Un relato de Álvaro Rodríguez de la Rubia Yuste. Ilustración de Alexis Nolla
Miré ambos lados de la cuenta con la esperanza de que la camarera hubiera apuntado su teléfono y dejado un beso impreso con pintalabios. Pero eso solo ocurría en las películas yankys a actores mucho más guapos que yo. Le sonreí y más bien parecía interesada en dejar impresa la huella de su bota en mi entrepierna. Los lunes no siempre son tan maravillosos como cuentan. Me levanté y me marché algo adormilado. Por alguna razón, siempre acababa en el paseo marítimo.
Sospecho que la ciudad tiene una ligera inclinación hacia la costa y que por ello mi cuerpo, de naturaleza perezosa, tendía a seguir la pendiente. Recorrí el muelle hasta el pantalán y pensé que es curiosa la manera en la que el destino nos castiga cumpliendo nuestros deseos. Siempre quise vivir junto al mar y hoy sé que no es tan buen amigo como imaginé. Se burla con su indiferencia de mi ridícula melancolía y me recuerda lo difícil que es acostumbrarse a estar lejos de ti.
Le lancé piedras entre ola y ola, donde supuse que más le dolería. Una tras otra. Ya sabes que siempre tuve alma de niño y esos estúpidos aires de gallo orgulloso. Cuando se terminó la munición de piedras a mi alrededor me sentí en paz. Sentí que, unido a la brisa, podría vivir para siempre cerca del mar, rozarle sin hundirme, burlarme de su esplendor, rasgarle la piel con un silbido y ver brotar la espuma de su herida.
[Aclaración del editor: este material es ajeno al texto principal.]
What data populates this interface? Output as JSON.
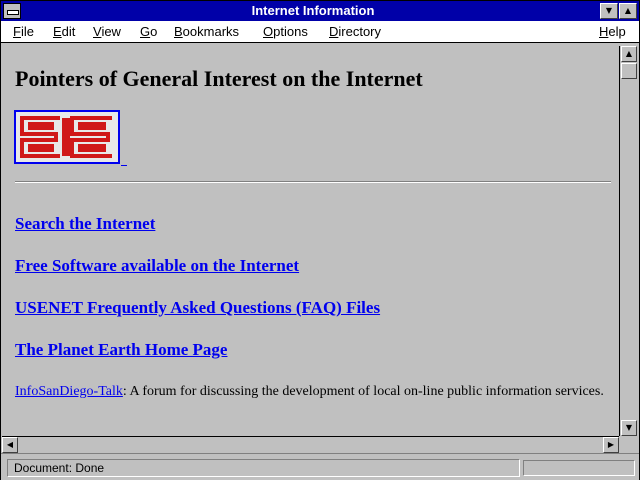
{
  "window": {
    "title": "Internet Information"
  },
  "menubar": {
    "items": [
      "File",
      "Edit",
      "View",
      "Go",
      "Bookmarks",
      "Options",
      "Directory",
      "Help"
    ]
  },
  "content": {
    "heading": "Pointers of General Interest on the Internet",
    "logo": {
      "icon": "sdsc-maze-logo",
      "colors": {
        "red": "#d01818",
        "frame": "#0000ee"
      }
    },
    "links": [
      "Search the Internet",
      "Free Software available on the Internet",
      "USENET Frequently Asked Questions (FAQ) Files",
      "The Planet Earth Home Page"
    ],
    "paragraph": {
      "link": "InfoSanDiego-Talk",
      "text": ": A forum for discussing the development of local on-line public information services."
    }
  },
  "status": {
    "text": "Document: Done",
    "progress": 0
  },
  "colors": {
    "titlebar": "#0000a8",
    "link": "#0000ee",
    "background": "#c0c0c0"
  }
}
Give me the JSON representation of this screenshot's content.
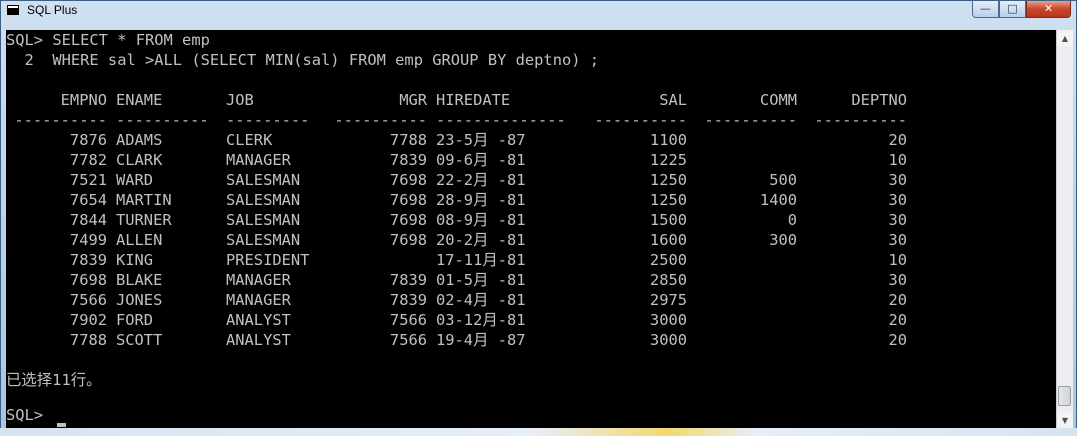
{
  "window": {
    "title": "SQL Plus"
  },
  "controls": {
    "minimize": "—",
    "maximize": "□",
    "close": "✕"
  },
  "scrollbar": {
    "up_arrow": "▲",
    "down_arrow": "▼"
  },
  "console": {
    "command_line1": "SQL> SELECT * FROM emp",
    "command_line2": "  2  WHERE sal >ALL (SELECT MIN(sal) FROM emp GROUP BY deptno) ;",
    "headers": [
      "EMPNO",
      "ENAME",
      "JOB",
      "MGR",
      "HIREDATE",
      "SAL",
      "COMM",
      "DEPTNO"
    ],
    "separators": [
      "----------",
      "----------",
      "---------",
      "----------",
      "--------------",
      "----------",
      "----------",
      "----------"
    ],
    "rows": [
      [
        "7876",
        "ADAMS",
        "CLERK",
        "7788",
        "23-5月 -87",
        "1100",
        "",
        "20"
      ],
      [
        "7782",
        "CLARK",
        "MANAGER",
        "7839",
        "09-6月 -81",
        "1225",
        "",
        "10"
      ],
      [
        "7521",
        "WARD",
        "SALESMAN",
        "7698",
        "22-2月 -81",
        "1250",
        "500",
        "30"
      ],
      [
        "7654",
        "MARTIN",
        "SALESMAN",
        "7698",
        "28-9月 -81",
        "1250",
        "1400",
        "30"
      ],
      [
        "7844",
        "TURNER",
        "SALESMAN",
        "7698",
        "08-9月 -81",
        "1500",
        "0",
        "30"
      ],
      [
        "7499",
        "ALLEN",
        "SALESMAN",
        "7698",
        "20-2月 -81",
        "1600",
        "300",
        "30"
      ],
      [
        "7839",
        "KING",
        "PRESIDENT",
        "",
        "17-11月-81",
        "2500",
        "",
        "10"
      ],
      [
        "7698",
        "BLAKE",
        "MANAGER",
        "7839",
        "01-5月 -81",
        "2850",
        "",
        "30"
      ],
      [
        "7566",
        "JONES",
        "MANAGER",
        "7839",
        "02-4月 -81",
        "2975",
        "",
        "20"
      ],
      [
        "7902",
        "FORD",
        "ANALYST",
        "7566",
        "03-12月-81",
        "3000",
        "",
        "20"
      ],
      [
        "7788",
        "SCOTT",
        "ANALYST",
        "7566",
        "19-4月 -87",
        "3000",
        "",
        "20"
      ]
    ],
    "result_message": "已选择11行。",
    "prompt": "SQL> "
  }
}
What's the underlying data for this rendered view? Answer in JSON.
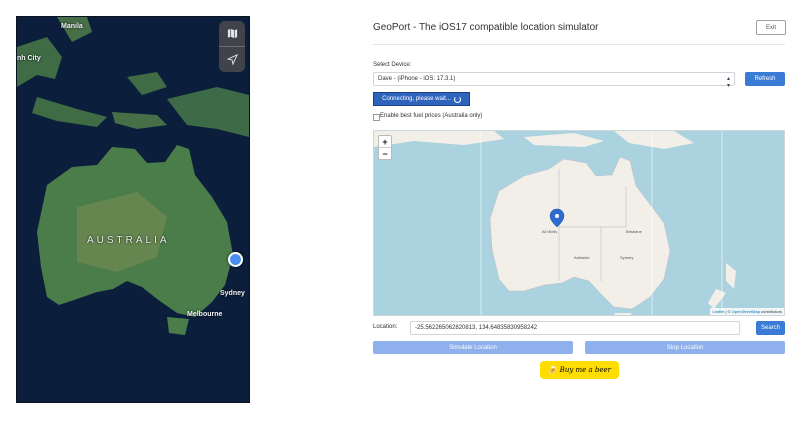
{
  "phone_map": {
    "places": {
      "manila": "Manila",
      "ho_chi_minh": "nh City",
      "country": "AUSTRALIA",
      "sydney": "Sydney",
      "melbourne": "Melbourne"
    },
    "controls": [
      "map-icon",
      "location-arrow-icon"
    ],
    "colors": {
      "ocean": "#0b1e3b",
      "land": "#4a7d4a",
      "desert": "#6f8a52",
      "user_dot": "#4b8df2"
    }
  },
  "app": {
    "title": "GeoPort - The iOS17 compatible location simulator",
    "exit_label": "Exit",
    "select_device_label": "Select Device:",
    "device_value": "Dave - (iPhone - iOS: 17.3.1)",
    "refresh_label": "Refresh",
    "connecting_label": "Connecting, please wait...",
    "fuel_checkbox_label": "Enable best fuel prices (Australia only)",
    "location_label": "Location:",
    "location_value": "-25.562265062820813, 134.64835830958242",
    "search_label": "Search",
    "simulate_label": "Simulate Location",
    "stop_label": "Stop Location",
    "bmc_label": "Buy me a beer",
    "accent_color": "#3a7bd5"
  },
  "map_widget": {
    "zoom_in": "+",
    "zoom_out": "−",
    "attribution_leaflet": "Leaflet",
    "attribution_sep": "| ©",
    "attribution_osm": "OpenStreetMap",
    "attribution_tail": "contributors",
    "labels": {
      "alice": "Ali Wells",
      "brisbane": "Brisbane",
      "sydney": "Sydney",
      "adelaide": "Adelaide"
    },
    "marker_coords": "-25.562265062820813, 134.64835830958242"
  }
}
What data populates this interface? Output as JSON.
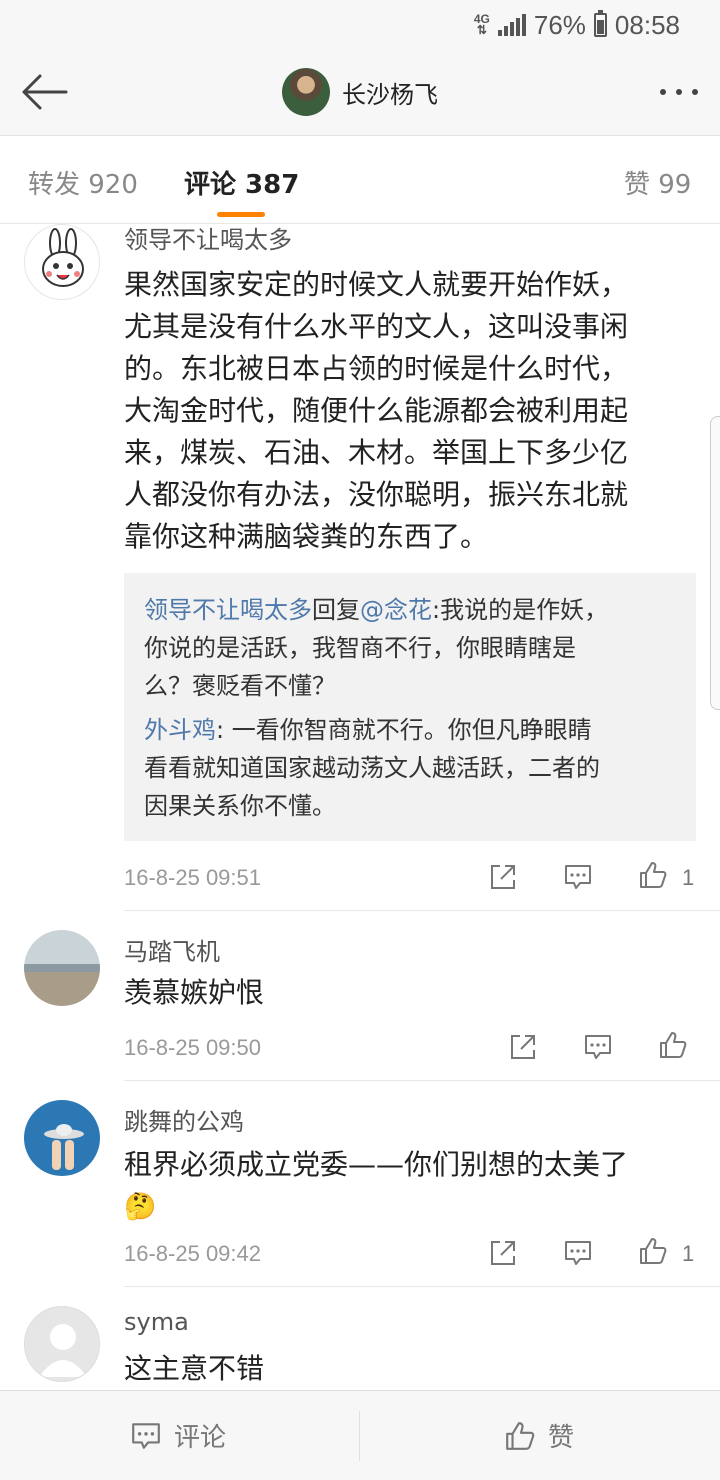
{
  "status_bar": {
    "network": "4G",
    "battery": "76%",
    "time": "08:58"
  },
  "header": {
    "title": "长沙杨飞"
  },
  "tabs": [
    {
      "label": "转发 920"
    },
    {
      "label": "评论 387",
      "active": true
    },
    {
      "label": "赞 99"
    }
  ],
  "comments": [
    {
      "author": "领导不让喝太多",
      "lines": [
        "果然国家安定的时候文人就要开始作妖，",
        "尤其是没有什么水平的文人，这叫没事闲",
        "的。东北被日本占领的时候是什么时代，",
        "大淘金时代，随便什么能源都会被利用起",
        "来，煤炭、石油、木材。举国上下多少亿",
        "人都没你有办法，没你聪明，振兴东北就",
        "靠你这种满脑袋粪的东西了。"
      ],
      "replies": [
        {
          "author": "领导不让喝太多",
          "reply_word": "回复",
          "mention": "@念花",
          "lines": [
            ":我说的是作妖，",
            "你说的是活跃，我智商不行，你眼睛瞎是",
            "么？褒贬看不懂？"
          ]
        },
        {
          "author": "外斗鸡",
          "lines": [
            ": 一看你智商就不行。你但凡睁眼睛",
            "看看就知道国家越动荡文人越活跃，二者的",
            "因果关系你不懂。"
          ]
        }
      ],
      "time": "16-8-25 09:51",
      "likes": "1"
    },
    {
      "author": "马踏飞机",
      "text": "羡慕嫉妒恨",
      "time": "16-8-25 09:50",
      "likes": ""
    },
    {
      "author": "跳舞的公鸡",
      "text": "租界必须成立党委——你们别想的太美了",
      "emoji": "🤔",
      "time": "16-8-25 09:42",
      "likes": "1"
    },
    {
      "author": "syma",
      "text": "这主意不错"
    }
  ],
  "bottom_bar": {
    "comment_label": "评论",
    "like_label": "赞"
  },
  "colors": {
    "accent": "#ff8200",
    "link": "#4f79ab"
  }
}
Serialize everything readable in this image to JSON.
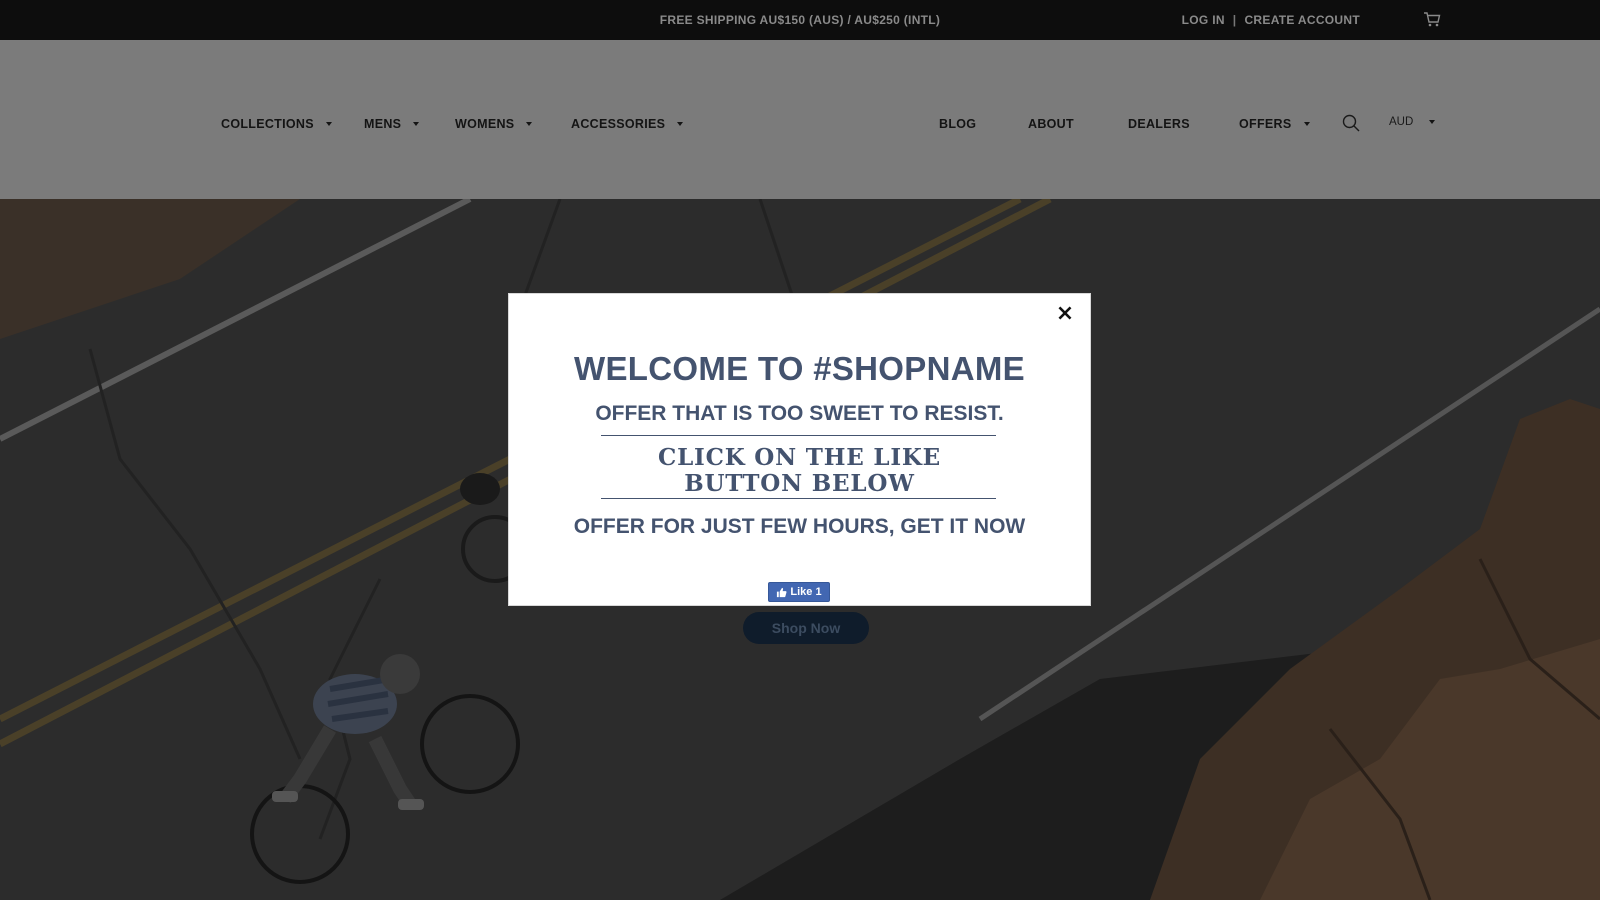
{
  "topbar": {
    "shipping": "FREE SHIPPING AU$150 (AUS) / AU$250 (INTL)",
    "login": "LOG IN",
    "separator": "|",
    "create_account": "CREATE ACCOUNT",
    "cart_icon": "cart-icon"
  },
  "nav": {
    "left": [
      {
        "label": "COLLECTIONS",
        "dropdown": true
      },
      {
        "label": "MENS",
        "dropdown": true
      },
      {
        "label": "WOMENS",
        "dropdown": true
      },
      {
        "label": "ACCESSORIES",
        "dropdown": true
      }
    ],
    "right": [
      {
        "label": "BLOG",
        "dropdown": false
      },
      {
        "label": "ABOUT",
        "dropdown": false
      },
      {
        "label": "DEALERS",
        "dropdown": false
      },
      {
        "label": "OFFERS",
        "dropdown": true
      }
    ],
    "search_icon": "search-icon",
    "currency": "AUD"
  },
  "hero": {
    "shop_now": "Shop Now"
  },
  "popup": {
    "title": "WELCOME TO #SHOPNAME",
    "subtitle": "OFFER THAT IS TOO SWEET TO RESIST.",
    "cta_line1": "CLICK ON THE LIKE",
    "cta_line2": "BUTTON BELOW",
    "hours": "OFFER FOR JUST FEW HOURS, GET IT NOW",
    "like_label": "Like 1",
    "close_symbol": "×"
  },
  "colors": {
    "popup_text": "#44536f",
    "like_button": "#4267b2",
    "topbar_bg": "#0d0d0d",
    "header_bg": "#7b7b7b"
  }
}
Me senté a tocar la guitarra en la arena, una gaviota cagó muy cerca y me sentí afortunado de que no me hubiera caído en el pelo o, lo que habría sido peor, en la barba. Encontré en la cadencia de las olas un ritmo contagioso y toqué pegándome a ellas.
Estaba atardeciendo, corría una brisa juguetona y pensé que tampoco estaba tan mal. Tenía la tripa llena, una gran bañera de agua salada a mis espaldas y, al fin y al cabo, aquel era el mismo mar que me bañaba de niño cuando iba con mis padres a pasar el verano a El Perelló. El mismo Mediterráneo poblado de algas, tiburones pacíficos y alguna que otra bolsa de plástico de algún dominguero canalla. Al fin y al cabo, no estaba nada mal.